Lorraine called me today and spoke to me. She says that if I wanted to go out I can tell her so but....will she allow? She said that I seems to have excuses for not turning up on Saturday, e.g: Fever lah(which I really did!) and my attendance in church is not very consistent. WenKai also wish to talk to me. Chiam! Some time ago, she ask what is it that I really want? Seriously, what if I don't know? BaoBei complain that I hide my problems from him and don't tell him. I don't know how to tell him. After that...I don't know how...I just blurt out all the frustrations that built inside me for so long! CG lah, Prayer list lah, that I feel very tired and frustrated about some of the members. But I know in the end, I am the one who is at fault. I didn't do my duty as a Prayer warrior well. By the way, if I remembered correctly, Prayer warrior should be two persons! Me and Jaslyn! Jaslyn use to do all at first cos there was a problem with my computer that time with no window words. Now I so-called "have" it, she threw all the work to me. At first I don't mind but now thinking back, during that time, she arrange with me this way, She collects prayer request while I collect prayer timing. But now, she didn't do anything at all while I collect both! And when I can't produce the prayer request, Lorraine will come after me only! Ok..take it as it's my fault. Sorry.
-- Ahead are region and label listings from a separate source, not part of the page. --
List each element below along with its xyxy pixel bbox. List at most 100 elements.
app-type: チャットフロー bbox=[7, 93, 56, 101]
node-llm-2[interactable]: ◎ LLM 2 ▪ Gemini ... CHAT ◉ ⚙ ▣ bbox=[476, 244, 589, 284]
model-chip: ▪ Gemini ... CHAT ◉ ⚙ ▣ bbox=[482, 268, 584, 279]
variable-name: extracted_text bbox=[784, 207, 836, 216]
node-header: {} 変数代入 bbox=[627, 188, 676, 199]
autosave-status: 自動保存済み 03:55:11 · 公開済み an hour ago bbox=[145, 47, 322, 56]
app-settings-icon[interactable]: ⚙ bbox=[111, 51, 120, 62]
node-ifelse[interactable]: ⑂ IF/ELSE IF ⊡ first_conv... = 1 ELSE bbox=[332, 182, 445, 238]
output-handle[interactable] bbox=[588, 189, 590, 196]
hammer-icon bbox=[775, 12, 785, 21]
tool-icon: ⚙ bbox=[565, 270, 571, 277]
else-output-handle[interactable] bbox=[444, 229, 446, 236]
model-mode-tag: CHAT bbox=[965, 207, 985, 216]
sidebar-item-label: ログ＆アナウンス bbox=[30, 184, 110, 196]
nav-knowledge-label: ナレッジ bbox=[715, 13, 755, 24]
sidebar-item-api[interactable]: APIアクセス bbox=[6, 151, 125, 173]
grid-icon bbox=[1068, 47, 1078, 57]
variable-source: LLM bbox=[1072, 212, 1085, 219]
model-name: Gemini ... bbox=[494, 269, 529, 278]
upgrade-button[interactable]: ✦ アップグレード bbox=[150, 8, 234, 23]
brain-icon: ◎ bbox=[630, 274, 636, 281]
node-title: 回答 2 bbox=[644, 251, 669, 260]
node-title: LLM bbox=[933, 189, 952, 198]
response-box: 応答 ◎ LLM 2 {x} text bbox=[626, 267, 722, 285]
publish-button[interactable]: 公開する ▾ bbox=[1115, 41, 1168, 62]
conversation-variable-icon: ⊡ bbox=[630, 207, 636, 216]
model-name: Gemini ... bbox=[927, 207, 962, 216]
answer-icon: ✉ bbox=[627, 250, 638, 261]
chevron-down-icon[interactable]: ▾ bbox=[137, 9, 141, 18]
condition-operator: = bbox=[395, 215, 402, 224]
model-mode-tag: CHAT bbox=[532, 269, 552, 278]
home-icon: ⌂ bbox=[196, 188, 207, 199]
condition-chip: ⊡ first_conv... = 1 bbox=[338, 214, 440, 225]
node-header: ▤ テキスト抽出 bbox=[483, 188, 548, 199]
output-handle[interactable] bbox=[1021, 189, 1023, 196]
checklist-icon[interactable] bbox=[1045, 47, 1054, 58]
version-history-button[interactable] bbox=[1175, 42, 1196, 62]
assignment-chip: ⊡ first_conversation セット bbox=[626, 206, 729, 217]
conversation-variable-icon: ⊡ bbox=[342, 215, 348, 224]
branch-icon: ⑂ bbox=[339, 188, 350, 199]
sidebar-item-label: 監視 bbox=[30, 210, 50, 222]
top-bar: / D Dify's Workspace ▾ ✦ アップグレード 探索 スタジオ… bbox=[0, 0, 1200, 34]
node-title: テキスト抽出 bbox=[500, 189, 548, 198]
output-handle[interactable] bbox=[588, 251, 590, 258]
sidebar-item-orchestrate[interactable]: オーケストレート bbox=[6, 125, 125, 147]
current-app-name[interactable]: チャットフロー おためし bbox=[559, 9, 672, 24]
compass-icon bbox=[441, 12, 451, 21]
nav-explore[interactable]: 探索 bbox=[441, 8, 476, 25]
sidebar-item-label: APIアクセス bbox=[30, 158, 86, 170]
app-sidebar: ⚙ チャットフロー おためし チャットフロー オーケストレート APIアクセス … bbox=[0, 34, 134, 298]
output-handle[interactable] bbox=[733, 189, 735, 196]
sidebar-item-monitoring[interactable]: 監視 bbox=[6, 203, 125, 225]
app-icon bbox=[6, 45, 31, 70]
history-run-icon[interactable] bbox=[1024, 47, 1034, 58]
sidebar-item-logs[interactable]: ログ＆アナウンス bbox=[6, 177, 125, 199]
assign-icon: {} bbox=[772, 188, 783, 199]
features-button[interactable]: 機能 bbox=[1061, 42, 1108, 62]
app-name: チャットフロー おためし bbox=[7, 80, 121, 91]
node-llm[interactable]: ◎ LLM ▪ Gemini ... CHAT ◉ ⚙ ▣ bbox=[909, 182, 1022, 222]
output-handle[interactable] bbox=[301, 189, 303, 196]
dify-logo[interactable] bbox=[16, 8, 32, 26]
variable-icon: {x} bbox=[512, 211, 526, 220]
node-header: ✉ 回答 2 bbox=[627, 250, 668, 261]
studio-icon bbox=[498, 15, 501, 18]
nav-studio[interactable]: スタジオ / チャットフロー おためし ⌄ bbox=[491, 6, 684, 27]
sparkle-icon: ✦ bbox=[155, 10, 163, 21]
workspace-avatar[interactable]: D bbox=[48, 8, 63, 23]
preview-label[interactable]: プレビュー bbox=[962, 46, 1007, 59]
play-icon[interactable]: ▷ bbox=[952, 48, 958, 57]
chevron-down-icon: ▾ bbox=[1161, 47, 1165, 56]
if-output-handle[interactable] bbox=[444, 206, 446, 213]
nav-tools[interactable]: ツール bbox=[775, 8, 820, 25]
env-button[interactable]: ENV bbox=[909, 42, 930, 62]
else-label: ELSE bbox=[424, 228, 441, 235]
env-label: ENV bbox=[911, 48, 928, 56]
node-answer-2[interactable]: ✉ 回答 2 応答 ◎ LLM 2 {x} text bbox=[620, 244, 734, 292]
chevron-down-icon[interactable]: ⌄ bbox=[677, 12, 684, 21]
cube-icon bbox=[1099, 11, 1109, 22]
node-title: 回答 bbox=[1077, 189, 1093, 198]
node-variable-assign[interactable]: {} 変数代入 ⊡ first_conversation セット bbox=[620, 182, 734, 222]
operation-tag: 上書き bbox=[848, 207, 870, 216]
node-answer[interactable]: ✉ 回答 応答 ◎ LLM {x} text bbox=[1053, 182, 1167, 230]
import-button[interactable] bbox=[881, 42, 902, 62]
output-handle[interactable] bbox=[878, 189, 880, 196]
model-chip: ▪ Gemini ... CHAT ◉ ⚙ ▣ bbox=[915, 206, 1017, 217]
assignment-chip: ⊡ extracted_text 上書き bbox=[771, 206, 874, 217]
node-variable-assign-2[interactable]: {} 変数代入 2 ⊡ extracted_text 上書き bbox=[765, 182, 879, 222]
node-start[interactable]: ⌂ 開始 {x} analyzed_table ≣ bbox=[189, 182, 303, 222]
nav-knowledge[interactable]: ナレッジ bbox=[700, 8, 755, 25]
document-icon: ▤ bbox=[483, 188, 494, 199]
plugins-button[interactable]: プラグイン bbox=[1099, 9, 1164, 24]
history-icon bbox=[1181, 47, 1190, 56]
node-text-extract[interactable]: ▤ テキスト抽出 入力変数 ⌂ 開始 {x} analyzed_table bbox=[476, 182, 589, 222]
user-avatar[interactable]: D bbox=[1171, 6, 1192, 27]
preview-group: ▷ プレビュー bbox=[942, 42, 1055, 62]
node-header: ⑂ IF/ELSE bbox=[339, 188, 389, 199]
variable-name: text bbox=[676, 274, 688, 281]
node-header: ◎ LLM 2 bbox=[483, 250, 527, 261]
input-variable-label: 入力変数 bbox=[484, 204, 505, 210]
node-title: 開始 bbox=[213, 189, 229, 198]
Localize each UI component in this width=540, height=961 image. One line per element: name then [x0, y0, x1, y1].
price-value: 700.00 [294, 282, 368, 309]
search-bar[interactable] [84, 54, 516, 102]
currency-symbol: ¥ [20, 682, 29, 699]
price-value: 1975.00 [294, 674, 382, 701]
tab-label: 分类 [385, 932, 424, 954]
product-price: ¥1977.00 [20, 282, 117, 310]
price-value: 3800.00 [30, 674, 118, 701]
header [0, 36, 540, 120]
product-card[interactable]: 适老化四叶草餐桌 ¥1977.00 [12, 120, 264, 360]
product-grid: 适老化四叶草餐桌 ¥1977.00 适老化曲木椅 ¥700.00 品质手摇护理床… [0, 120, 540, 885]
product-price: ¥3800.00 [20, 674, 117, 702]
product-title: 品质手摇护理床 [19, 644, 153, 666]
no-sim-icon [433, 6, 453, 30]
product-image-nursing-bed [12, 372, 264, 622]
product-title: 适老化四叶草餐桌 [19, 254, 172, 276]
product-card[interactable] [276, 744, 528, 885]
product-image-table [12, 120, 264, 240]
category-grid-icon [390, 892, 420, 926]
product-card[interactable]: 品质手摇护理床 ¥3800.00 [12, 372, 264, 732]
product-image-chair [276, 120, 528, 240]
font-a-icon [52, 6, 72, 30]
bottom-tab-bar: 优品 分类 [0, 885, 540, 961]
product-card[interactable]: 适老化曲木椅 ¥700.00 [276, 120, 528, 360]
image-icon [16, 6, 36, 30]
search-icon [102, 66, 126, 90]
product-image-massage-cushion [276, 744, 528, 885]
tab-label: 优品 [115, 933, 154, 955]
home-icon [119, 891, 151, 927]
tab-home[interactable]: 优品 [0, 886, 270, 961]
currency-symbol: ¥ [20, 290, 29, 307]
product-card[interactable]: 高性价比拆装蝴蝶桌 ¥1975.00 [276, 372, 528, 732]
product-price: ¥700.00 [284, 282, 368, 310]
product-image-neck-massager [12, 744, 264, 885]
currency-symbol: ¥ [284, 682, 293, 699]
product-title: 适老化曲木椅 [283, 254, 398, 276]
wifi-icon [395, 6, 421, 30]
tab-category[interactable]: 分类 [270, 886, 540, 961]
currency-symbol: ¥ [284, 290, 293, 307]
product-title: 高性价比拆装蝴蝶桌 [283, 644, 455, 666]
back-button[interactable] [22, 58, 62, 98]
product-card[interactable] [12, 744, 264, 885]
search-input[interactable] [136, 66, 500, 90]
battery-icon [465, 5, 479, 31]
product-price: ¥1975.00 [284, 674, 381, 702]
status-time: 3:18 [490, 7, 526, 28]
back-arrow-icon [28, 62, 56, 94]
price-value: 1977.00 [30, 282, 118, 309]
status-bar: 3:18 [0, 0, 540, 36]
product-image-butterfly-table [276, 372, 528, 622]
As for queuing up, initially was BaoBei, Samuel, Chee Yuan and some other guys whom I forgot. I really admire Chee Yuan that he has been faithfully queuing up no matter rain or shine all these months without complain.(I think I forgot to Thank Chee Yuan for it) BaoBei's book out timing is not very consistent then and couldn't really make it in time to queue up. In the end, sometimes I had to queue with BaoBei. But ultimately the credit still goes to Chee Yuan lah. Cos he has been very faithful. Chee Yuan, I know you never get to read my blog but still, Thank you for queuing up for us and thank you for all the trouble to book seats for us. Sometimes, I saw ushers "bullying" Chee Yuan trying to "snatch" the seats. e.g:"Are your members coming yet? ok..5 more minutes they are not here then can you please give up your seats for those who are here? Thanks!" Something like that. I saw Chee Yuan trying to keep his cool(or is it that he try not to raise his voice?) to the ushers. He also try very hard to "fight" for the seats for us. Yet, the other time, Lorraine said,"Who ever thank Chee Yuan for booking the seats?" I feel guilty. I never once thank him.
Continue venting my complains to BaoBei. He said,"You say you don't know how to say? You said you don't know how to express? Now you vent all your frustrations out already lor" BaoBei said ever since I work in my current job, he has never seen me smile or live happily. After months goes by, he sees the danger in me - depression. He said actually I have already broken down but no one knows. Did I? I don't even know. I just know that I am really tired from my work, prayer list and church commitment. I think I need a break. For how long? I don't know? He was shock to hear me saying all sorts of things which I never mention it to him before. As in, I am usually behaving normally and then will suddenly erupt my problems and tensions that has built up in my heart for a very long time. When I told him that I don't know how to share with him anymore, he seems upset.
I don't know what is my own decision. This coming Saturday Lorraine wants to talk to BaoBei and me together with Bro.Wen Khai. Chiam! Somehow I had a feeling things are going to be messy and bad. That is all.
Will end here for now. Will blog again some other time.